Shrinking tax bases, low Medicare and insurance reimbursements, and a state law requiring the closest ambulance to respond to an emergency have hurt these businesses.
Counties and municipalities in Oklahoma are not required to provide emergency medical response. Oklahoma law requires that the nearest ambulance respond to a call if a neighboring area does not have one to dispatch.
Bob Hawley, EMS director for LeFlore County, said his ambulance service often responds to calls outside his county in communities that have no emergency medical service. Recouping the money lost is difficult if not impossible, he said.
“Nothing is going to change in rural Oklahoma as long as communities can hide behind this rule,” Hawley said.
Hawley said Medicare reimburses about 27 percent less than what it costs him to make a run. He must make $624 per ambulance call to break even.
Oklahoma EMS Coalition Chairman Ron Feller said many take ambulance service for granted and some don’t know whether their area has service.

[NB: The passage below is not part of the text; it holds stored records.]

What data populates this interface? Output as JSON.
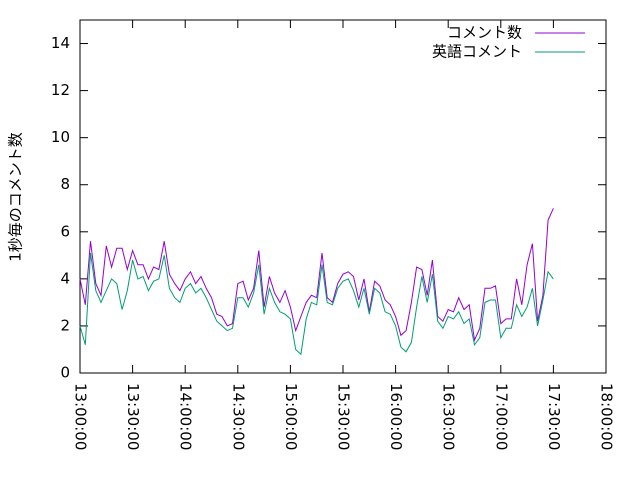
{
  "chart_data": {
    "type": "line",
    "ylabel": "1秒毎のコメント数",
    "x": [
      "13:00:00",
      "13:03:00",
      "13:06:00",
      "13:09:00",
      "13:12:00",
      "13:15:00",
      "13:18:00",
      "13:21:00",
      "13:24:00",
      "13:27:00",
      "13:30:00",
      "13:33:00",
      "13:36:00",
      "13:39:00",
      "13:42:00",
      "13:45:00",
      "13:48:00",
      "13:51:00",
      "13:54:00",
      "13:57:00",
      "14:00:00",
      "14:03:00",
      "14:06:00",
      "14:09:00",
      "14:12:00",
      "14:15:00",
      "14:18:00",
      "14:21:00",
      "14:24:00",
      "14:27:00",
      "14:30:00",
      "14:33:00",
      "14:36:00",
      "14:39:00",
      "14:42:00",
      "14:45:00",
      "14:48:00",
      "14:51:00",
      "14:54:00",
      "14:57:00",
      "15:00:00",
      "15:03:00",
      "15:06:00",
      "15:09:00",
      "15:12:00",
      "15:15:00",
      "15:18:00",
      "15:21:00",
      "15:24:00",
      "15:27:00",
      "15:30:00",
      "15:33:00",
      "15:36:00",
      "15:39:00",
      "15:42:00",
      "15:45:00",
      "15:48:00",
      "15:51:00",
      "15:54:00",
      "15:57:00",
      "16:00:00",
      "16:03:00",
      "16:06:00",
      "16:09:00",
      "16:12:00",
      "16:15:00",
      "16:18:00",
      "16:21:00",
      "16:24:00",
      "16:27:00",
      "16:30:00",
      "16:33:00",
      "16:36:00",
      "16:39:00",
      "16:42:00",
      "16:45:00",
      "16:48:00",
      "16:51:00",
      "16:54:00",
      "16:57:00",
      "17:00:00",
      "17:03:00",
      "17:06:00",
      "17:09:00",
      "17:12:00",
      "17:15:00",
      "17:18:00",
      "17:21:00",
      "17:24:00",
      "17:27:00",
      "17:30:00"
    ],
    "series": [
      {
        "name": "コメント数",
        "color": "#9400d3",
        "values": [
          4.0,
          2.9,
          5.6,
          3.8,
          3.3,
          5.4,
          4.5,
          5.3,
          5.3,
          4.4,
          5.2,
          4.6,
          4.6,
          4.0,
          4.5,
          4.4,
          5.6,
          4.2,
          3.8,
          3.5,
          4.0,
          4.3,
          3.8,
          4.1,
          3.6,
          3.2,
          2.5,
          2.4,
          2.0,
          2.1,
          3.8,
          3.9,
          3.1,
          3.6,
          5.2,
          2.8,
          4.1,
          3.4,
          3.0,
          3.5,
          2.8,
          1.8,
          2.4,
          3.0,
          3.3,
          3.2,
          5.1,
          3.2,
          3.0,
          3.8,
          4.2,
          4.3,
          4.1,
          3.1,
          4.0,
          2.6,
          3.9,
          3.7,
          3.1,
          2.9,
          2.4,
          1.6,
          1.8,
          3.0,
          4.5,
          4.4,
          3.3,
          4.8,
          2.4,
          2.2,
          2.7,
          2.6,
          3.2,
          2.7,
          2.9,
          1.4,
          1.9,
          3.6,
          3.6,
          3.7,
          2.1,
          2.3,
          2.3,
          4.0,
          2.9,
          4.6,
          5.5,
          2.2,
          3.3,
          6.5,
          7.0
        ]
      },
      {
        "name": "英語コメント",
        "color": "#009e73",
        "values": [
          2.0,
          1.2,
          5.1,
          3.5,
          3.0,
          3.5,
          4.0,
          3.8,
          2.7,
          3.5,
          4.8,
          4.0,
          4.1,
          3.5,
          3.9,
          4.0,
          5.0,
          3.6,
          3.2,
          3.0,
          3.6,
          3.8,
          3.4,
          3.6,
          3.2,
          2.7,
          2.2,
          2.0,
          1.8,
          1.9,
          3.2,
          3.2,
          2.8,
          3.4,
          4.6,
          2.5,
          3.6,
          3.0,
          2.6,
          2.5,
          2.3,
          1.0,
          0.8,
          2.3,
          3.0,
          2.9,
          4.6,
          3.0,
          2.9,
          3.6,
          3.9,
          4.0,
          3.5,
          2.8,
          3.6,
          2.5,
          3.6,
          3.4,
          2.6,
          2.5,
          2.0,
          1.1,
          0.9,
          1.3,
          2.8,
          4.1,
          3.0,
          4.2,
          2.2,
          1.9,
          2.4,
          2.3,
          2.6,
          2.1,
          2.3,
          1.2,
          1.5,
          3.0,
          3.1,
          3.1,
          1.5,
          1.9,
          1.9,
          2.9,
          2.4,
          2.8,
          3.6,
          2.0,
          3.1,
          4.3,
          4.0
        ]
      }
    ],
    "xlim": [
      "13:00:00",
      "18:00:00"
    ],
    "xticks": [
      "13:00:00",
      "13:30:00",
      "14:00:00",
      "14:30:00",
      "15:00:00",
      "15:30:00",
      "16:00:00",
      "16:30:00",
      "17:00:00",
      "17:30:00",
      "18:00:00"
    ],
    "ylim": [
      0,
      15
    ],
    "yticks": [
      0,
      2,
      4,
      6,
      8,
      10,
      12,
      14
    ],
    "legend": "top-right"
  }
}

“Do you really want to carry around a map so you know where you have ambulance service?” he asked.
Last year the state Legislature approved a bill to create a revolving yearly fund with up to $2.5 million per year for emergency medical services development. The money could help some rural ambulance providers restructure their services and train professionals. But this money may not be enough to help other services on the brink of collapse, Rogers said.
At Parkview Hospital in El Reno, the cost of ambulance services has created major budget problems.
Several top executives of the hospital have resigned and Quorum Health Resources Management Company has been retained at $30,000 per month to sort out the problems.
“We’re unique because … the ambulance service is run out of the hospital, and that’s kind of a dying breed,” El Reno Mayor Matt White said. About 40 ambulance services in the state, or 25 percent, are operated by hospitals.
The problems started in 2006, when hospital officials asked the city of El Reno for a $250,000 subsidy to continue operating three ambulances, Parkview chief executive officer Lex Smith said. That jumped to $300,000 for 2007 and 2008. The service still costs the hospital up to half a million dollars in annual losses.